- Laut dem vom Europäischen Union finanzierten Copernicus Climate Change Service (C3S) hat die Erde den heißesten Dreimonatszeitraum seit Beginn der Aufzeichnungen erlebt.
- Die globale Meeresoberflächentemperatur erreichte zum dritten Mal in Folge einen beispiellosen Höchstwert.
- Die antarktische Meereisausdehnung bleibt für diesen Zeitraum auf dem niedrigsten jemals verzeichneten Stand.
- Der August war der heißeste August seit Beginn der Aufzeichnungen und nach Juli 2023 der zweitwärmste Monat überhaupt.
- Im bisherigen Jahresverlauf (Januar bis August) ist 2023 das zweitwärmste Jahr seit Beginn der Aufzeichnungen; 2016 wurde von dem starken Erwärmungsphänomen El Niño beeinflusst.

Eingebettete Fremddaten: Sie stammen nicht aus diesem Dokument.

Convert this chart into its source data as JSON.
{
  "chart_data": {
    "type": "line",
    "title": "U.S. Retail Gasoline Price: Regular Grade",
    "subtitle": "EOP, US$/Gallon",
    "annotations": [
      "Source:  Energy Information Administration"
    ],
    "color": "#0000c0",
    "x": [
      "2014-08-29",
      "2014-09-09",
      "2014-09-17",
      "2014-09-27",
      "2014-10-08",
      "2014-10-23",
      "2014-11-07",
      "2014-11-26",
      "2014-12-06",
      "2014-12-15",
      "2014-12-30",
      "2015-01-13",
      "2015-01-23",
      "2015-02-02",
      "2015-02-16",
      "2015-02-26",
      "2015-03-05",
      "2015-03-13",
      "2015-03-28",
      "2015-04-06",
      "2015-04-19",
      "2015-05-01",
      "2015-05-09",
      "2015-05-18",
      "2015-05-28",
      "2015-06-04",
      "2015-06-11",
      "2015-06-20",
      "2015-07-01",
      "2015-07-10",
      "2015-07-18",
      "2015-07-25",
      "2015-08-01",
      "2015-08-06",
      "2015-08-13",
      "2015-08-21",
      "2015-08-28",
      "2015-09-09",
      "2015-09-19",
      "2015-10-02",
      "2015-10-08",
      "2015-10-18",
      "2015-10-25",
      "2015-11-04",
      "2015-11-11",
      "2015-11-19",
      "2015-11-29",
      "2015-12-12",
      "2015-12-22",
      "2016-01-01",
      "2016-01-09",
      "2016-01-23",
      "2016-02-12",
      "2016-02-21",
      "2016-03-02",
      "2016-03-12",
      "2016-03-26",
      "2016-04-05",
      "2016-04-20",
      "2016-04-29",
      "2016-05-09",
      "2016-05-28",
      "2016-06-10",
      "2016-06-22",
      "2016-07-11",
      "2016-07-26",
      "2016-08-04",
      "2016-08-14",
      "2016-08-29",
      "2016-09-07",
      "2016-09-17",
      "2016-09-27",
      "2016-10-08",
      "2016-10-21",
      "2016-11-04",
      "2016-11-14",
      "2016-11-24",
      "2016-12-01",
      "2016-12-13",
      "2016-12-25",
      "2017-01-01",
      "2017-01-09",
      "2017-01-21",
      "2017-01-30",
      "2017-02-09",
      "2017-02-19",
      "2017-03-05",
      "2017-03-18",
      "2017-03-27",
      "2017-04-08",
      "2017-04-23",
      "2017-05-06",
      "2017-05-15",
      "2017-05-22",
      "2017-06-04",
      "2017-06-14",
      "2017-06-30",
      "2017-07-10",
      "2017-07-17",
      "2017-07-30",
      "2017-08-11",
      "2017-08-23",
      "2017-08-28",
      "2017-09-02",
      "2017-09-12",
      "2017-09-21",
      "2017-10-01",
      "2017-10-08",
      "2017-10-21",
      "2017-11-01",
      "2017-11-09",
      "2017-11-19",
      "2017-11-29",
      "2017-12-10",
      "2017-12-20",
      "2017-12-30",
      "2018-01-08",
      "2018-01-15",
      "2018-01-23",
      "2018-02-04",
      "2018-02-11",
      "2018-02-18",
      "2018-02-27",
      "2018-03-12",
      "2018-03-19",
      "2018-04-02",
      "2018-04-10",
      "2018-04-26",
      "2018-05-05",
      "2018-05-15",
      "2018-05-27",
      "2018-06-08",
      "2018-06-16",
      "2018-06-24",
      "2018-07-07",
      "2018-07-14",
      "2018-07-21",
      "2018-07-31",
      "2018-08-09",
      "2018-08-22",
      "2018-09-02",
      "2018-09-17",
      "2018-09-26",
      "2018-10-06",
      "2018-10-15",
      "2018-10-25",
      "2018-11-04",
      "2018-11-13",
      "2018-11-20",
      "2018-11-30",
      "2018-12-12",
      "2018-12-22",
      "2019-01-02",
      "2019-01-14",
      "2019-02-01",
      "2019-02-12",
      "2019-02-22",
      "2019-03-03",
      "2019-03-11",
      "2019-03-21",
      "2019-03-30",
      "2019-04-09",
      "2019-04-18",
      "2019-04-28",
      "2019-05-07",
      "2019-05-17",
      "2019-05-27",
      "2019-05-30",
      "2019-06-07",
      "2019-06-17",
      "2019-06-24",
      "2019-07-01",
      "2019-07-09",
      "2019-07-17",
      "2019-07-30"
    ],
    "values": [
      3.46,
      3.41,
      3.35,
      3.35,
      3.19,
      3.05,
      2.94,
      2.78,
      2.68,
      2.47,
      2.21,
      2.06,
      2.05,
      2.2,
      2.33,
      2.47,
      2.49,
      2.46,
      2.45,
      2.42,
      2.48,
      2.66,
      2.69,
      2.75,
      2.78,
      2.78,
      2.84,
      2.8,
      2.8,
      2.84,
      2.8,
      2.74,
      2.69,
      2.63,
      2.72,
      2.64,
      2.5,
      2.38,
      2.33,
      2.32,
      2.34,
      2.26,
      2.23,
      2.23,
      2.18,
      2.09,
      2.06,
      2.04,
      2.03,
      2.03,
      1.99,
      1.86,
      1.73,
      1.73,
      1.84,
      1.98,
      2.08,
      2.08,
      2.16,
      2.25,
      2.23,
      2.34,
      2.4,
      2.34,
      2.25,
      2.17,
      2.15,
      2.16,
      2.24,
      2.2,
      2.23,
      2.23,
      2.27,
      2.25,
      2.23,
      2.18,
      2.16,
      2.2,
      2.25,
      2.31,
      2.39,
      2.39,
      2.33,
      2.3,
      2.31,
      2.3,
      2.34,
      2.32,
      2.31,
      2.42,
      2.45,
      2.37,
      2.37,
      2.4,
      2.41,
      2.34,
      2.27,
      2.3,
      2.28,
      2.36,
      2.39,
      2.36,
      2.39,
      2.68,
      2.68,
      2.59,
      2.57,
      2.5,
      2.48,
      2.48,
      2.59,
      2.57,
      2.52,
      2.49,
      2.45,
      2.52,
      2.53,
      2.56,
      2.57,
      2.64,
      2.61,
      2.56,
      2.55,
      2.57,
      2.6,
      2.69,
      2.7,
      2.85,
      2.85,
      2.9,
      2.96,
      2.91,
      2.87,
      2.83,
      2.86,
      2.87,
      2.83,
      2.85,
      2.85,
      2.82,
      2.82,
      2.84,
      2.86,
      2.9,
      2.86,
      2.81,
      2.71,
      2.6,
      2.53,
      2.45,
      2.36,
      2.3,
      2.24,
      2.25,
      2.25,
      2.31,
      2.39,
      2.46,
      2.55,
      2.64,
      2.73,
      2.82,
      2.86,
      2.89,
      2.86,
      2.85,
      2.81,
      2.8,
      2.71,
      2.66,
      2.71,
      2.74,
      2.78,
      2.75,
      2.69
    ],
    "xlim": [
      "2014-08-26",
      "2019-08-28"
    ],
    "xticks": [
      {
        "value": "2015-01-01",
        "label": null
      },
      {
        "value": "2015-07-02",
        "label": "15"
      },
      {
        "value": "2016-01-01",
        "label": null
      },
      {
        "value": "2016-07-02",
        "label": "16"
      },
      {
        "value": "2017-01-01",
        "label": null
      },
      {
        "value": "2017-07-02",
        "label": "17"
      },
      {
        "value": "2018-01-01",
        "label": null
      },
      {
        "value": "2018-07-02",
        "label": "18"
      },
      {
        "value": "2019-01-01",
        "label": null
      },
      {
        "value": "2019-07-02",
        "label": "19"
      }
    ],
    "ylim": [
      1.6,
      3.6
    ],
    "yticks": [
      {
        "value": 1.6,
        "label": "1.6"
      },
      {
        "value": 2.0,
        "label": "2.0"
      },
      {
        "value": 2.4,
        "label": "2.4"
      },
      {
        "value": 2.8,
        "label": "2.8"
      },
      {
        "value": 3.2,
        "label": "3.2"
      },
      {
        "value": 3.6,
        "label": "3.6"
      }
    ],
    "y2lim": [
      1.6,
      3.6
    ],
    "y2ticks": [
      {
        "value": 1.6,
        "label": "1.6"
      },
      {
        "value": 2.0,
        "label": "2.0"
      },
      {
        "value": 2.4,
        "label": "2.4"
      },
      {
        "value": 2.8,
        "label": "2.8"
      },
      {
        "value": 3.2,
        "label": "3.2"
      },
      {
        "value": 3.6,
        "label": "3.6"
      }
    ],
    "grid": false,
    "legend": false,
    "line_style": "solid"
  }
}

- Die weltweite durchschnittliche Meeresoberflächentemperatur lag im August bei 20,98 °C und damit so hoch wie noch in keinem anderen Monat zuvor.
- Die arktische Meereisausdehnung lag 10 % unter dem Durchschnitt, aber über dem historischen Tiefstwert vom August 2012.
- Die Weltorganisation für Meteorologie (WMO) und das britische Met Office prognostizieren mit 98% Wahrscheinlichkeit, dass mindestens eines der nächsten fünf Jahre das heißeste Jahr seit Beginn der Aufzeichnungen sein wird.
- Mit einer Wahrscheinlichkeit von 66% wird in mindestens einem der nächsten fünf Jahre der Durchschnitt von 1850–1900 vorübergehend um 1,5 °C überschritten.
- Die WMO betont, dass dies nicht bedeutet, dass der im Pariser Abkommen festgelegte Wert von 1,5 °C dauerhaft überschritten wird, sondern dass es sich um eine langfristige Erwärmung über mehrere Jahre handelt.
- UN-Generalsekretär António Guterres fordert dringende Maßnahmen, um das schlimmste Klima-Chaos zu verhindern.
- WMO und C3S überwachen weiterhin genau das Klima sowie die globalen Meeresoberflächen- und Lufttemperaturen.